Publication date: Available online 6 April 2017
Source:Fire Safety Journal
Author(s): Subrata Bhattacharjee, Luca Carmignani, Gregory Celniker, Blake Rhoades
Spread rate is an overall property of flame propagation that characterizes the condition of a flame better than any other property. As a result, prediction and measurement of spread rate is central to flame spread studies over solid fuels. Significant amount of data have been collected over last four decades of research on flame spread over various fuels under different conditions. In most of these studies, however, only average spread rate is reported which is adequate for steady phenomena.
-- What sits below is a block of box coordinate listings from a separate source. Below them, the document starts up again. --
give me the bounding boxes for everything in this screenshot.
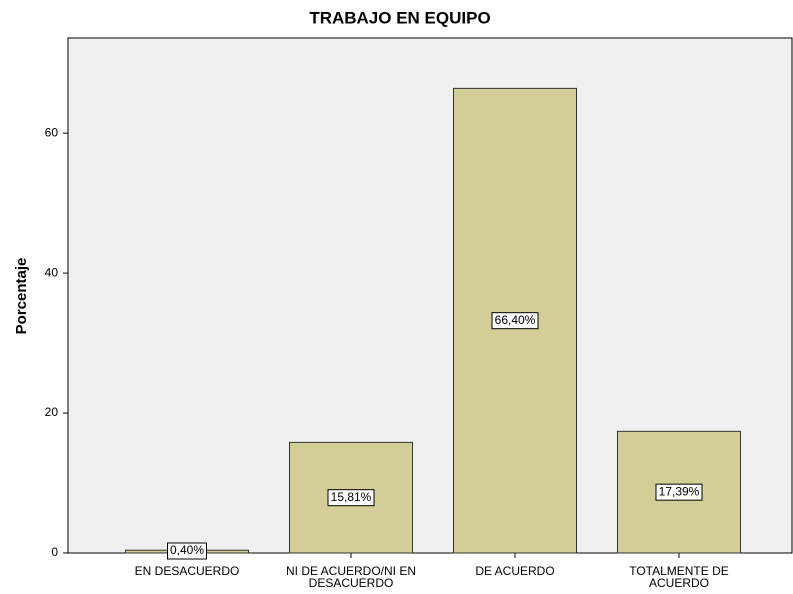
value-label-box [655,483,703,501]
y-tick-label: 60 [45,125,59,139]
chart-title: TRABAJO EN EQUIPO [309,8,490,27]
value-label: 17,39% [659,484,700,498]
value-label-box [327,489,375,507]
y-tick-label: 40 [45,265,59,279]
value-label: 0,40% [170,543,204,557]
x-tick-label: NI DE ACUERDO/NI EN DESACUERDO [286,564,416,590]
y-axis-label: Porcentaje [13,258,30,335]
x-tick-label: DE ACUERDO [475,564,554,578]
value-label-box [491,312,539,330]
value-label: 66,40% [495,313,536,327]
value-label: 15,81% [331,490,372,504]
x-tick-label: EN DESACUERDO [135,564,240,578]
x-tick-label: TOTALMENTE DE ACUERDO [629,564,729,590]
y-tick-label: 20 [45,405,59,419]
value-label-box [167,542,207,560]
y-tick-label: 0 [51,545,58,559]
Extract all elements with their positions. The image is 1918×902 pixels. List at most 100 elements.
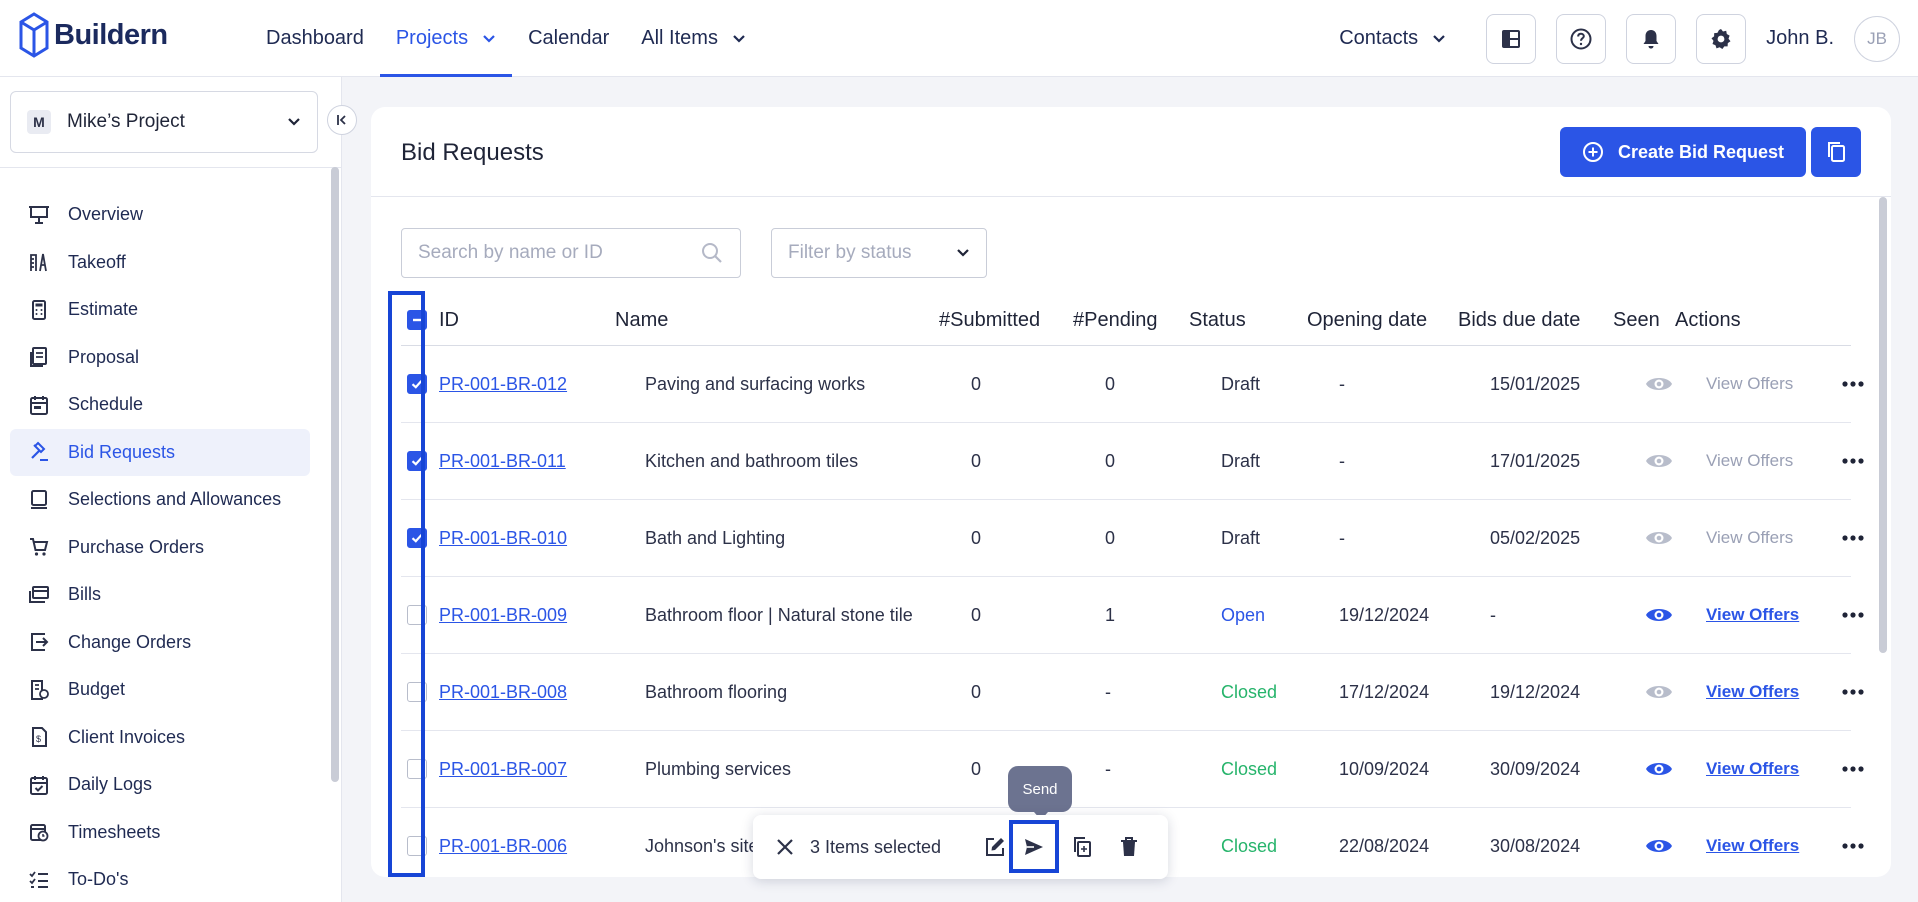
sidebar-item-proposal[interactable]: Proposal bbox=[10, 334, 310, 382]
bulk-edit-button[interactable] bbox=[978, 830, 1012, 864]
sidebar-item-label: Estimate bbox=[68, 299, 139, 320]
column-header-status[interactable]: Status bbox=[1189, 308, 1246, 331]
trash-icon bbox=[1121, 837, 1137, 856]
bids-due-date: 30/08/2024 bbox=[1490, 835, 1581, 856]
view-offers-link[interactable]: View Offers bbox=[1706, 605, 1800, 624]
table-row[interactable]: PR-001-BR-007 Plumbing services 0 - Closed 10… bbox=[401, 731, 1864, 808]
sidebar-scrollbar[interactable] bbox=[331, 167, 339, 782]
row-more-actions[interactable] bbox=[1842, 423, 1864, 499]
close-icon[interactable] bbox=[773, 835, 797, 859]
column-header-bids-due-date[interactable]: Bids due date bbox=[1458, 308, 1581, 331]
table-row[interactable]: PR-001-BR-006 Johnson's site pre Closed 22/… bbox=[401, 808, 1864, 877]
column-header-submitted[interactable]: #Submitted bbox=[939, 308, 1041, 331]
bid-request-id-link[interactable]: PR-001-BR-011 bbox=[439, 450, 566, 471]
sidebar-item-estimate[interactable]: Estimate bbox=[10, 286, 310, 334]
bid-request-id-link[interactable]: PR-001-BR-007 bbox=[439, 758, 568, 779]
sidebar-item-schedule[interactable]: Schedule bbox=[10, 381, 310, 429]
sidebar-item-label: Daily Logs bbox=[68, 774, 153, 795]
table-row[interactable]: PR-001-BR-012 Paving and surfacing works 0… bbox=[401, 346, 1864, 423]
bulk-delete-button[interactable] bbox=[1112, 830, 1146, 864]
sidebar-item-label: Bid Requests bbox=[68, 441, 176, 462]
sidebar-item-client-invoices[interactable]: $ Client Invoices bbox=[10, 714, 310, 762]
ruler-icon bbox=[30, 254, 47, 272]
sidebar-item-selections-allowances[interactable]: Selections and Allowances bbox=[10, 476, 310, 524]
pending-count: - bbox=[1105, 758, 1111, 779]
help-button[interactable] bbox=[1556, 13, 1607, 64]
sidebar-item-bid-requests[interactable]: Bid Requests bbox=[10, 428, 310, 476]
nav-all-items[interactable]: All Items bbox=[625, 0, 762, 77]
row-more-actions[interactable] bbox=[1842, 500, 1864, 576]
sidebar-item-purchase-orders[interactable]: Purchase Orders bbox=[10, 524, 310, 572]
gavel-icon bbox=[31, 441, 48, 462]
sidebar-item-overview[interactable]: Overview bbox=[10, 191, 310, 239]
sidebar-item-bills[interactable]: Bills bbox=[10, 571, 310, 619]
calendar-icon bbox=[30, 395, 48, 415]
status-label: Open bbox=[1221, 604, 1266, 625]
collapse-sidebar-button[interactable] bbox=[327, 105, 357, 135]
table-row[interactable]: PR-001-BR-010 Bath and Lighting 0 0 Draft - 05… bbox=[401, 500, 1864, 577]
bulk-send-button[interactable] bbox=[1017, 830, 1051, 864]
search-input[interactable] bbox=[418, 242, 700, 264]
sidebar-item-timesheets[interactable]: Timesheets bbox=[10, 809, 310, 857]
nav-calendar-label: Calendar bbox=[528, 27, 610, 49]
project-selector[interactable]: M Mike’s Project bbox=[10, 91, 318, 153]
view-offers-link[interactable]: View Offers bbox=[1706, 836, 1800, 855]
search-field[interactable] bbox=[401, 228, 741, 278]
row-more-actions[interactable] bbox=[1842, 577, 1864, 653]
copy-button[interactable] bbox=[1811, 127, 1861, 177]
opening-date: 17/12/2024 bbox=[1339, 681, 1430, 702]
bid-request-id-link[interactable]: PR-001-BR-010 bbox=[439, 527, 568, 548]
sidebar-item-todos[interactable]: To-Do's bbox=[10, 856, 310, 902]
column-header-actions: Actions bbox=[1675, 308, 1741, 331]
column-header-opening-date[interactable]: Opening date bbox=[1307, 308, 1428, 331]
table-row[interactable]: PR-001-BR-008 Bathroom flooring 0 - Closed 17… bbox=[401, 654, 1864, 731]
avatar[interactable]: JB bbox=[1854, 15, 1900, 62]
eye-icon bbox=[1646, 609, 1672, 621]
table-scrollbar[interactable] bbox=[1879, 197, 1887, 653]
sidebar-item-label: Client Invoices bbox=[68, 726, 186, 747]
bulk-duplicate-button[interactable] bbox=[1065, 830, 1099, 864]
nav-dashboard[interactable]: Dashboard bbox=[250, 0, 380, 77]
settings-button[interactable] bbox=[1696, 13, 1747, 64]
layout-button[interactable] bbox=[1486, 13, 1537, 64]
column-header-name[interactable]: Name bbox=[615, 308, 669, 331]
sidebar-item-label: Change Orders bbox=[68, 631, 192, 652]
bid-request-id-link[interactable]: PR-001-BR-008 bbox=[439, 681, 568, 702]
layout-icon bbox=[1502, 29, 1521, 48]
table-row[interactable]: PR-001-BR-011 Kitchen and bathroom tiles 0… bbox=[401, 423, 1864, 500]
table-row[interactable]: PR-001-BR-009 Bathroom floor | Natural st… bbox=[401, 577, 1864, 654]
edit-icon bbox=[986, 838, 1004, 856]
create-bid-request-button[interactable]: Create Bid Request bbox=[1560, 127, 1806, 177]
nav-calendar[interactable]: Calendar bbox=[512, 0, 625, 77]
search-icon[interactable] bbox=[700, 241, 724, 265]
bid-request-id-link[interactable]: PR-001-BR-006 bbox=[439, 835, 568, 856]
view-offers-link[interactable]: View Offers bbox=[1706, 682, 1800, 701]
bids-due-date: 17/01/2025 bbox=[1490, 450, 1581, 471]
change-orders-icon bbox=[31, 633, 49, 652]
bid-request-id-link[interactable]: PR-001-BR-009 bbox=[439, 604, 568, 625]
status-filter-select[interactable]: Filter by status bbox=[771, 228, 987, 278]
bid-request-id-link[interactable]: PR-001-BR-012 bbox=[439, 373, 568, 394]
send-tooltip: Send bbox=[1008, 766, 1072, 820]
row-more-actions[interactable] bbox=[1842, 731, 1864, 807]
row-more-actions[interactable] bbox=[1842, 654, 1864, 730]
sidebar-item-change-orders[interactable]: Change Orders bbox=[10, 619, 310, 667]
column-header-id[interactable]: ID bbox=[439, 308, 459, 331]
row-more-actions[interactable] bbox=[1842, 346, 1864, 422]
brand-logo[interactable]: Buildern bbox=[18, 10, 168, 60]
view-offers-link: View Offers bbox=[1706, 451, 1794, 470]
row-more-actions[interactable] bbox=[1842, 808, 1864, 877]
bid-request-name: Kitchen and bathroom tiles bbox=[645, 450, 859, 471]
nav-projects[interactable]: Projects bbox=[379, 0, 513, 77]
view-offers-link[interactable]: View Offers bbox=[1706, 759, 1800, 778]
sidebar-item-budget[interactable]: Budget bbox=[10, 666, 310, 714]
seen-indicator bbox=[1645, 577, 1673, 653]
more-horizontal-icon bbox=[1842, 381, 1864, 387]
sidebar-item-takeoff[interactable]: Takeoff bbox=[10, 239, 310, 287]
sidebar-item-daily-logs[interactable]: Daily Logs bbox=[10, 761, 310, 809]
bids-due-date: - bbox=[1490, 604, 1496, 625]
notifications-button[interactable] bbox=[1626, 13, 1677, 64]
username[interactable]: John B. bbox=[1766, 27, 1834, 49]
contacts-menu[interactable]: Contacts bbox=[1339, 27, 1446, 50]
column-header-pending[interactable]: #Pending bbox=[1073, 308, 1158, 331]
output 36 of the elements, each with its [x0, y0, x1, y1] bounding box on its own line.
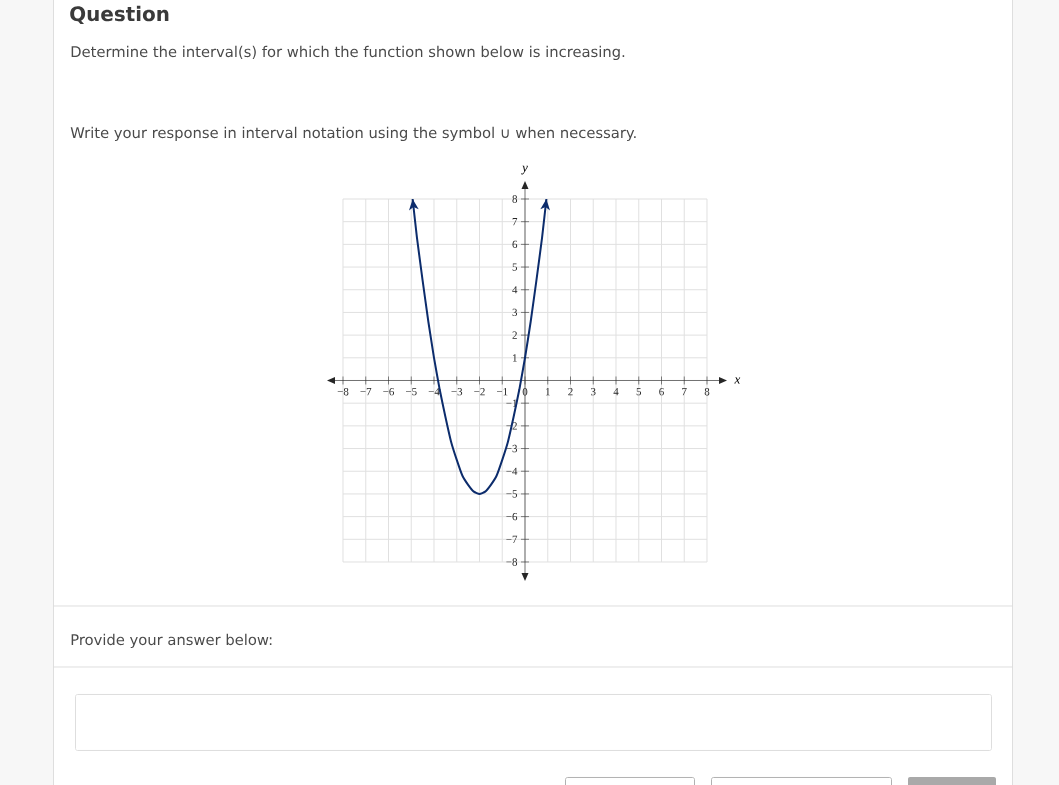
x-tick-label: −5 [405, 388, 417, 396]
text: Write your response in interval notation using the symbol ∪ when necessary. [70, 126, 636, 142]
x-axis-title: x [734, 377, 741, 384]
y-tick-label: 7 [512, 218, 518, 226]
x-tick-label: −8 [337, 388, 349, 396]
x-tick-label: 4 [613, 388, 619, 396]
text: Provide your answer below: [71, 633, 272, 649]
y-tick-label: −3 [506, 444, 518, 453]
y-tick-label: −5 [506, 490, 518, 498]
text: Question [70, 5, 169, 24]
y-tick-label: 1 [512, 354, 517, 362]
x-tick-label: −7 [360, 388, 372, 396]
y-tick-label: −7 [506, 535, 518, 543]
x-tick-label: 0 [522, 388, 528, 396]
x-tick-label: 3 [591, 388, 596, 396]
x-tick-label: 1 [545, 388, 550, 396]
x-tick-label: 8 [704, 388, 710, 396]
x-tick-label: 2 [568, 388, 573, 396]
y-tick-label: −8 [506, 558, 518, 566]
y-axis-title: y [521, 165, 528, 175]
y-tick-label: 3 [512, 308, 518, 317]
x-tick-label: −6 [383, 388, 395, 396]
x-tick-label: 6 [659, 388, 664, 396]
y-tick-label: −4 [506, 467, 518, 475]
x-tick-label: 5 [636, 388, 642, 396]
x-tick-label: 7 [682, 388, 687, 396]
x-tick-label: −1 [496, 388, 508, 396]
text: Determine the interval(s) for which the function shown below is increasing. [71, 45, 625, 61]
y-tick-label: 2 [512, 331, 517, 339]
y-tick-label: 8 [512, 195, 518, 203]
x-tick-label: −2 [474, 388, 485, 396]
y-tick-label: 4 [512, 286, 518, 294]
y-tick-label: 6 [512, 240, 518, 249]
x-tick-label: −3 [451, 388, 463, 396]
y-tick-label: −6 [506, 512, 518, 521]
y-tick-label: 5 [512, 263, 518, 271]
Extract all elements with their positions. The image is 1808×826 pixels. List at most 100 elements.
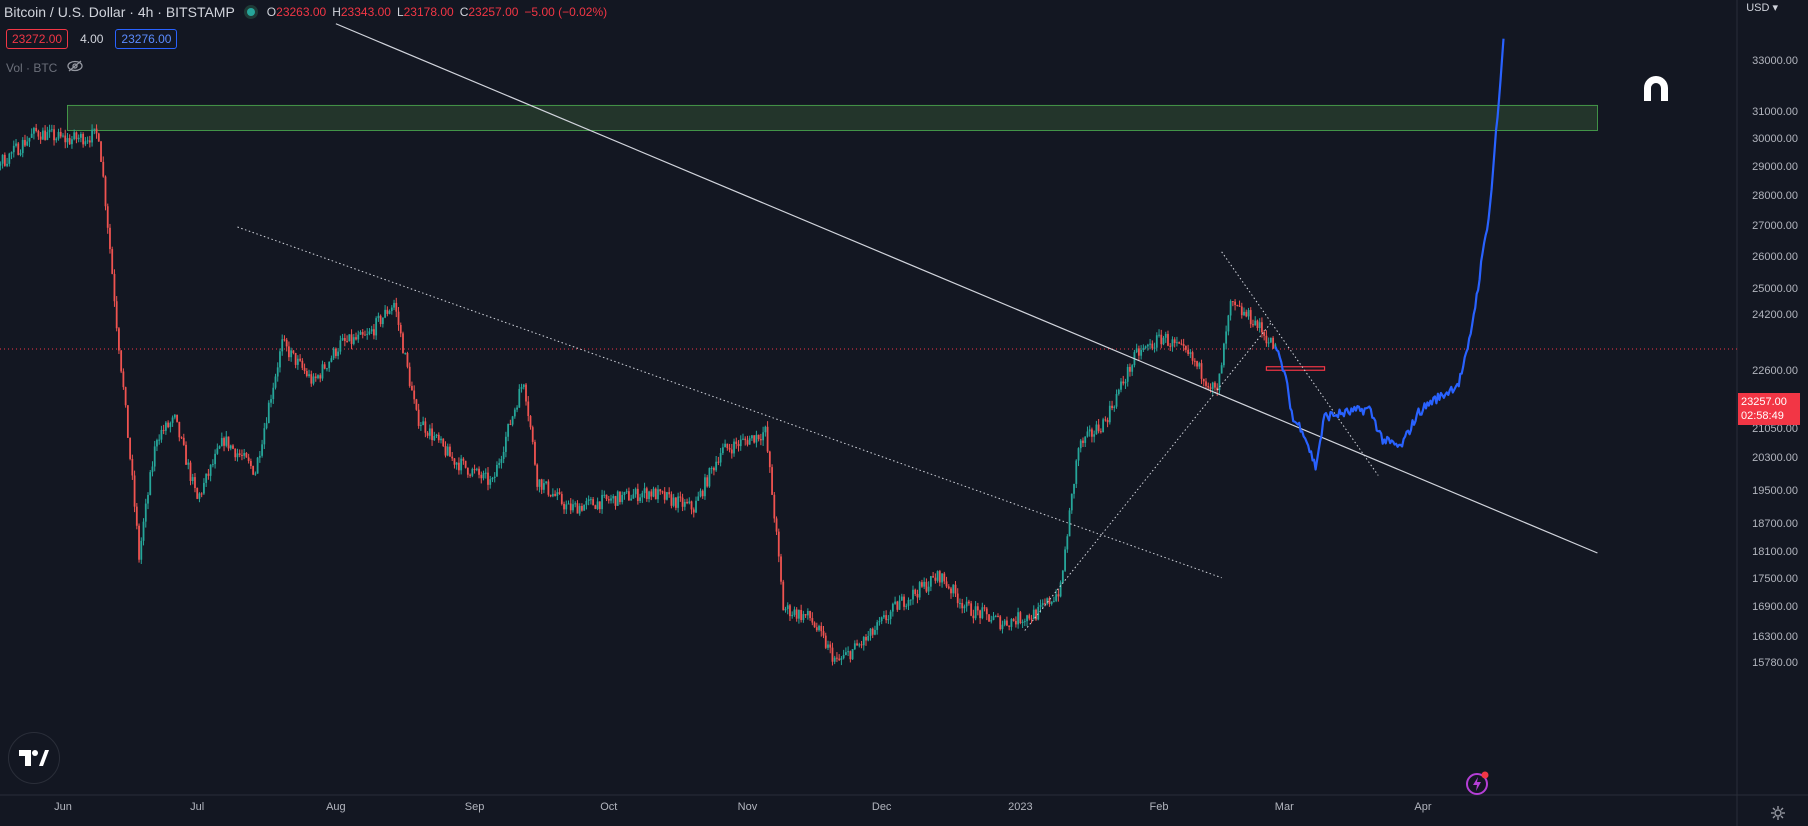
candle-body	[849, 651, 852, 660]
candle-body	[1111, 405, 1113, 409]
candle	[992, 611, 995, 621]
candle	[603, 490, 606, 499]
candle-body	[1030, 618, 1033, 620]
settings-gear-icon[interactable]	[1770, 805, 1786, 826]
candle-body	[198, 493, 201, 499]
candle	[672, 493, 675, 508]
candle	[1202, 378, 1205, 387]
candle-body	[162, 429, 165, 431]
candle	[950, 586, 952, 599]
candle	[97, 132, 100, 142]
candle-body	[500, 459, 503, 463]
candle-body	[252, 465, 255, 475]
candle	[1140, 345, 1143, 360]
candle	[254, 471, 257, 476]
candle	[149, 470, 152, 496]
candle	[751, 434, 753, 441]
candle-body	[337, 351, 340, 356]
candle	[415, 398, 418, 411]
candle	[19, 149, 22, 157]
candle	[706, 474, 709, 488]
symbol-title[interactable]: Bitcoin / U.S. Dollar · 4h · BITSTAMP	[4, 4, 235, 20]
candle	[645, 486, 648, 502]
candle	[388, 309, 391, 315]
candle-body	[979, 610, 981, 619]
candle-body	[663, 491, 666, 500]
candle-body	[1050, 601, 1053, 604]
candle-body	[1093, 434, 1096, 437]
candle-body	[777, 531, 780, 557]
candle	[735, 437, 738, 449]
candle-body	[1066, 536, 1069, 550]
candle	[509, 419, 512, 426]
candle-body	[997, 615, 999, 617]
candle	[659, 488, 662, 495]
candle	[301, 358, 304, 371]
candle-body	[903, 596, 905, 607]
candle-body	[1187, 349, 1190, 354]
candle	[171, 415, 174, 427]
candle	[1102, 417, 1105, 433]
candle	[970, 600, 973, 617]
candle	[527, 396, 530, 422]
candle	[164, 420, 167, 435]
candle	[988, 614, 990, 622]
sell-button[interactable]: 23272.00	[6, 29, 69, 49]
candle-body	[133, 475, 136, 507]
candle	[142, 518, 145, 546]
candle	[480, 471, 483, 484]
candle	[856, 639, 858, 646]
candle-body	[122, 371, 125, 388]
tradingview-logo[interactable]	[8, 732, 60, 784]
candle-body	[151, 466, 154, 473]
candle-body	[775, 518, 778, 532]
candle-body	[1267, 342, 1270, 344]
candle	[543, 479, 545, 494]
candle-body	[160, 429, 163, 440]
candle-body	[954, 584, 957, 594]
candle	[1256, 319, 1259, 331]
candle	[894, 596, 896, 605]
candle-body	[876, 622, 879, 630]
candle-body	[507, 423, 510, 437]
candle	[719, 447, 722, 467]
candle	[822, 625, 825, 639]
candle-body	[451, 456, 454, 459]
candle-body	[504, 436, 507, 452]
candle-body	[697, 496, 700, 501]
candle	[865, 634, 867, 646]
candle	[842, 649, 845, 660]
candle-body	[726, 443, 729, 449]
candle-body	[111, 249, 114, 274]
currency-selector[interactable]: USD ▾	[1746, 2, 1778, 14]
candle	[1184, 345, 1187, 353]
candle-body	[466, 467, 469, 475]
candle	[536, 463, 539, 491]
price-tick-label: 20300.00	[1752, 452, 1798, 464]
candle	[648, 490, 650, 503]
market-status-icon[interactable]	[246, 8, 255, 16]
candle-body	[1014, 620, 1017, 625]
candle-body	[37, 130, 40, 137]
candle	[1084, 436, 1087, 447]
candle	[466, 467, 469, 478]
buy-button[interactable]: 23276.00	[115, 29, 178, 49]
candle-body	[641, 493, 644, 498]
lightning-alert-icon[interactable]	[1465, 770, 1491, 801]
candle	[699, 488, 702, 498]
candle	[238, 449, 241, 458]
candle	[440, 436, 442, 444]
projection-path	[1274, 38, 1505, 471]
candle-body	[305, 370, 308, 377]
candle-body	[167, 422, 170, 428]
candle	[905, 603, 908, 610]
eye-hidden-icon[interactable]	[67, 60, 84, 75]
candle	[48, 124, 51, 138]
candle-body	[1176, 342, 1178, 344]
candle-body	[648, 491, 650, 499]
candle	[1012, 617, 1015, 622]
candle-body	[791, 614, 794, 617]
magnet-icon[interactable]	[1640, 73, 1672, 108]
candle-body	[538, 479, 541, 487]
Given that a flame may not face the same conditions during the spread, it is possible for the spread rate to change during the duration of the spread continually. In this work a methodology for image analysis is presented with the goal of evaluating instantaneous spread rate to study time-dependent phenomena. The parameters that control the error and time resolution of the flame spread history are identified, and a sensitivity study is carried out to validate the results of a scale analysis. A MATLAB-based Flame Image Analyzer (FIA) package is developed and applied to flame spread videos recorded in several experiments in different regimes of opposed-flow flame spread. An expression for the error in spread rate for a given time resolution is expressed in terms of the imaging parameters. The two parameters that are found most important are the pixel resolution and the frame rate. A non-dimensional imaging parameter is identified that is shown to govern the quality of imaging for spread rate measurement. Theoretical prediction from the error analysis is confirmed by doing various case studies using the Analyzer.